April Fools’ Day has become a sort of tradition in the media world, with publications and websites relishing the opportunity to get one over on readers with fake news stories.
However, sometimes these pranks are so believable that they leave audiences speechless rather than laughing.
Here we delve into six of the worst April Fools’ fake news stories that have occurred over the years and how they have backfired.
1. Undrinkable water — In 2002 two Kansas City DJs thought it would be funny to warn listeners that high levels of “dihydrogen monoxide” had been discovered in their drinking water, Best Life Online reported.
What they did not explain is that dihydrogen monoxide is simply another term for H20, and the announcement escalated quickly, with more than 150 panicked audience members contacting the water department.
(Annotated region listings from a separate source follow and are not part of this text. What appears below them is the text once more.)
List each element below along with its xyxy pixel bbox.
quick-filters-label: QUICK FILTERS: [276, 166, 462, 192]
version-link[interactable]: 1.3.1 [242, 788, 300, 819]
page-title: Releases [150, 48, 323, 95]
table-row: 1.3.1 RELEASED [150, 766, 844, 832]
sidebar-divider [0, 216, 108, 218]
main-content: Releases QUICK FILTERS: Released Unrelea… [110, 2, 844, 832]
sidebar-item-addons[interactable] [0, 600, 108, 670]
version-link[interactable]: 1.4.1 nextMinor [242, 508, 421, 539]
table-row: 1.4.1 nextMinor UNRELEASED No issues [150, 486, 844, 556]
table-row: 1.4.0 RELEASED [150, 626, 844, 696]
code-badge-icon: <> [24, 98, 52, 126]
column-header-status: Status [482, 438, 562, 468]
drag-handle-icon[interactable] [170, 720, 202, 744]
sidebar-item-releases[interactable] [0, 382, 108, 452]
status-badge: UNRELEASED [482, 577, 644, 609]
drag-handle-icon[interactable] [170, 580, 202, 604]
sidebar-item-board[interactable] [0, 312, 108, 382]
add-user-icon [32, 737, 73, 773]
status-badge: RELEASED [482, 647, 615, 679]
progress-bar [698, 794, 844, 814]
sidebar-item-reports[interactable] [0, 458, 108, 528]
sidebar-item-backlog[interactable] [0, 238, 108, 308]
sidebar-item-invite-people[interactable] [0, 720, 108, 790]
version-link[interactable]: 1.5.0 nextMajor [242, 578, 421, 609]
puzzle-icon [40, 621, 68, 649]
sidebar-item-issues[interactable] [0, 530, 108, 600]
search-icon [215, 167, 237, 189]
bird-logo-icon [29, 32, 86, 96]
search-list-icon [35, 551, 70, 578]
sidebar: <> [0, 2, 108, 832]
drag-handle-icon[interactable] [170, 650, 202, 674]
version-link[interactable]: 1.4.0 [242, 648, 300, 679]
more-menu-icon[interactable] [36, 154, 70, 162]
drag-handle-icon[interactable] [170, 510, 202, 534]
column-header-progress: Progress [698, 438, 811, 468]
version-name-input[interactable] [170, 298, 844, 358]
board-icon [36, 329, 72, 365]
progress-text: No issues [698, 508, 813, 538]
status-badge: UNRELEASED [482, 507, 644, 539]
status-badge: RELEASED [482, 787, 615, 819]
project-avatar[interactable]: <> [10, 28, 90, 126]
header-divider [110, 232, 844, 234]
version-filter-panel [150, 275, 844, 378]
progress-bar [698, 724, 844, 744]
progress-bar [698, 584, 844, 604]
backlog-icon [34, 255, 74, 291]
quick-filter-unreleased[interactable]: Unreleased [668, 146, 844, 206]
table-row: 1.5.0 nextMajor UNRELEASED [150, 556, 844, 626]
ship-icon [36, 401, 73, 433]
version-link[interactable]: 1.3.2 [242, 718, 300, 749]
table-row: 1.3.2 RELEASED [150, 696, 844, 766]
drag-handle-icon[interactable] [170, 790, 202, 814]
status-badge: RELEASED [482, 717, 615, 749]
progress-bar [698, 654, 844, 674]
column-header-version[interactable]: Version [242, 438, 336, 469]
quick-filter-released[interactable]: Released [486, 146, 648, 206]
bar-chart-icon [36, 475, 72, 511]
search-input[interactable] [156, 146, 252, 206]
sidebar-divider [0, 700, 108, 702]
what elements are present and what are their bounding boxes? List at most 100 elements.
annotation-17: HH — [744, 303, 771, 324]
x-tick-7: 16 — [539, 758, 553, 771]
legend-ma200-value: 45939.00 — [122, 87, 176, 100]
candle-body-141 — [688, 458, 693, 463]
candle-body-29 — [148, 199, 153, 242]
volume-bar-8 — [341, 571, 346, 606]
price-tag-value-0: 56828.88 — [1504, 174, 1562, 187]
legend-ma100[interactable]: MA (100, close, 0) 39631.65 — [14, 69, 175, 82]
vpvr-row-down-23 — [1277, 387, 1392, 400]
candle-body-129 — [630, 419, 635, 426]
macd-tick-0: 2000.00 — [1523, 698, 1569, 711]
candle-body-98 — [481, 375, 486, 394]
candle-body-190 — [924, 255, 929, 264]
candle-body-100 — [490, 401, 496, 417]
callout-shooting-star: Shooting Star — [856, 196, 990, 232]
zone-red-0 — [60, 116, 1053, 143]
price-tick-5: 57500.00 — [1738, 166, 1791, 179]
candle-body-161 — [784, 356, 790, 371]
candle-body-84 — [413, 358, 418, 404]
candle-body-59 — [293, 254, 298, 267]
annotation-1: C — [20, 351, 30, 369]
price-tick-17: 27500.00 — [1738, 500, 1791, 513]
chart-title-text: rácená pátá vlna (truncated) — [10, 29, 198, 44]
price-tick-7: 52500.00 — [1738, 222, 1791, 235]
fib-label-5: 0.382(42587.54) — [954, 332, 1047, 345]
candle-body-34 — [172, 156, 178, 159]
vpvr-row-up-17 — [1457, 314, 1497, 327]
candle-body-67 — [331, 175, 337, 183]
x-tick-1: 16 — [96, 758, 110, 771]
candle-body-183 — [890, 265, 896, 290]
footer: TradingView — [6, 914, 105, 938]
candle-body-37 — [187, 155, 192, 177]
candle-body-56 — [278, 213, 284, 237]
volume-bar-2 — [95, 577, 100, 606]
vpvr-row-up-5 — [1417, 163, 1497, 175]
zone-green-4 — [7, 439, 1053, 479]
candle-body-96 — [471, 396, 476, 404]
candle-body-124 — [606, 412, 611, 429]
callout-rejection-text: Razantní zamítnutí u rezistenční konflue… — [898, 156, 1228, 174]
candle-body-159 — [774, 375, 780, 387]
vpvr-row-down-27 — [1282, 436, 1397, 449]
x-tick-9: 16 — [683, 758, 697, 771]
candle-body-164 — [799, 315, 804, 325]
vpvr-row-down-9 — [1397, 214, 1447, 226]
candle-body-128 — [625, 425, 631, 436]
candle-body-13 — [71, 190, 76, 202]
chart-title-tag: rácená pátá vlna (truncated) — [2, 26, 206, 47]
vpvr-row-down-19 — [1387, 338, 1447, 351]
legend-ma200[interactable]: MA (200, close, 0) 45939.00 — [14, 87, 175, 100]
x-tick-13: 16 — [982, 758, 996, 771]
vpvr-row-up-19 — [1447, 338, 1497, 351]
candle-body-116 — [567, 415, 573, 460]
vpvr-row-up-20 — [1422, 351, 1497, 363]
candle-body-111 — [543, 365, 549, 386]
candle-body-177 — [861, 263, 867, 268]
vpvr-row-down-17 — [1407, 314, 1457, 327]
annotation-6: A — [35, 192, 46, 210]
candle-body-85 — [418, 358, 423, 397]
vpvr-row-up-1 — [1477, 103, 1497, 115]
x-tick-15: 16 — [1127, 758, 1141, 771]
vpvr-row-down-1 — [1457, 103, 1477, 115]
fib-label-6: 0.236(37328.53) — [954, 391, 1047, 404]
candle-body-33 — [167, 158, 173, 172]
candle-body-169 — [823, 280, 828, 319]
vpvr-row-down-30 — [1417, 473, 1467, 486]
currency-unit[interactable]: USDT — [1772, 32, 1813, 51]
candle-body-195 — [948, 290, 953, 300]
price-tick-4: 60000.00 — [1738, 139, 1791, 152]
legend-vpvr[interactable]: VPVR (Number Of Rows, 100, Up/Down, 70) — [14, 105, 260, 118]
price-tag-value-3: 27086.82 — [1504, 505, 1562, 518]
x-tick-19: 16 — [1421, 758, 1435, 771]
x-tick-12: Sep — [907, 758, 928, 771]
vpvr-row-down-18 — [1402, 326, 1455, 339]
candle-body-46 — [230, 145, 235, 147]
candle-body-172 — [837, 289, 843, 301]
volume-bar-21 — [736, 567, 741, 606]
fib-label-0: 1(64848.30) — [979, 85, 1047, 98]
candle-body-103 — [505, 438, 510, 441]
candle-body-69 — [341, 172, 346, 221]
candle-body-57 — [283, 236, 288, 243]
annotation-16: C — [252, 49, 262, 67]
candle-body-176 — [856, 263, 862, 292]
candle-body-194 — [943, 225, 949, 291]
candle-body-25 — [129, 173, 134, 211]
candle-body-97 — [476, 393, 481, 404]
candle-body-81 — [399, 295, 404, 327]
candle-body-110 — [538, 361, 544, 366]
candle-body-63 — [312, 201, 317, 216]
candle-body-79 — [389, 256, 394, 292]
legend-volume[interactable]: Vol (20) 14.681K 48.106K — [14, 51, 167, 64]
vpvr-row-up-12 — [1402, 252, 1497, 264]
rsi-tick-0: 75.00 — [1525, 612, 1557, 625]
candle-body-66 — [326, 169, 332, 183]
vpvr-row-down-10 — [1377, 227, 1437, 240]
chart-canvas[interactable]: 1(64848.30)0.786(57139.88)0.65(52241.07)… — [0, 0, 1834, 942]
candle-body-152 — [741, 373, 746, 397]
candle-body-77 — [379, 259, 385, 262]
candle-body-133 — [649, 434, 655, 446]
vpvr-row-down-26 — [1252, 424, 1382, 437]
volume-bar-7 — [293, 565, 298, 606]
A water official later criticized the station, calling the prank a “terrorist attack.”
2. Chinese Ph.D. holders exempt from one-child policy — Local Chinese publication China Youth Daily came under fire in 1993 after it published a full front page containing fake news stories that included an article on how the government had decided to exempt all science Ph.D. holders from the country's one-child policy, the South China Morning Post reported.
The prank was a little too convincing, with unimpressed government censors and media outlets forcing the newspaper to run an apology.
3. Space shuttle landing diverted — Chaos ensued when a DJ at KGB-FM in San Diego announced in 1993 that a space shuttle set to land at the Edwards Air Force Base had been diverted to the small airport, Montgomery Field, which is located in a residential area, The Washington Post noted.
As a result, thousands of commuters headed to the area to witness the landing of the shuttle that did not even exist, causing massive traffic congestion and overcrowding that required police presence to control.
Police threatened to bill the radio station for the costs involved in having to allocate officers to the area to monitor the scene.
4. The end is near — The Franklin Institute did not bank on causing mass panic when it decided to promote a new planetarium show by issuing a fake news release to KYW in 1940 announcing the apocalypse.
“Your worst fears that the world will end are confirmed by astronomers of Franklin Institute, Philadelphia. Scientists predict that the world will end at 3 P.M. Eastern Standard Time tomorrow,” the announcement read, according to The Philadelphia Inquirer.
“This is no April Fool[s'] joke. Confirmation can be obtained from Wagner Schlesinger, director of the Fels Planetarium of this city.”
The fake news item caused panic among residents, who inundated the city’s emergency lines with calls. The prank resulted in the canning of the Franklin Institute spokesperson.
5. Atomic mist to destroy Dutch town — In 1947, the Eindhoven Dagblad ran an article stating that “atomic mist” blowing into the Dutch town of Eindhoven would destroy it the following day, causing widespread panic among residents who frantically planned their exit from the town, according to the Museum of Hoaxes.
As a result, various media outlets had to issue announcements to the public assuring them that the news was fake. Municipal authorities considered legal action against the newspaper.
6. Inactive volcano is going to blow — It has been about 600 million years since the Great Blue Hill in Milton, Massachusetts, could be described as a volcano, but in 1980 Boston residents panicked after WNAC-TV reported the hill had become active again, according to Best Life Online.
Police received hundreds of calls and the show’s producer was fired.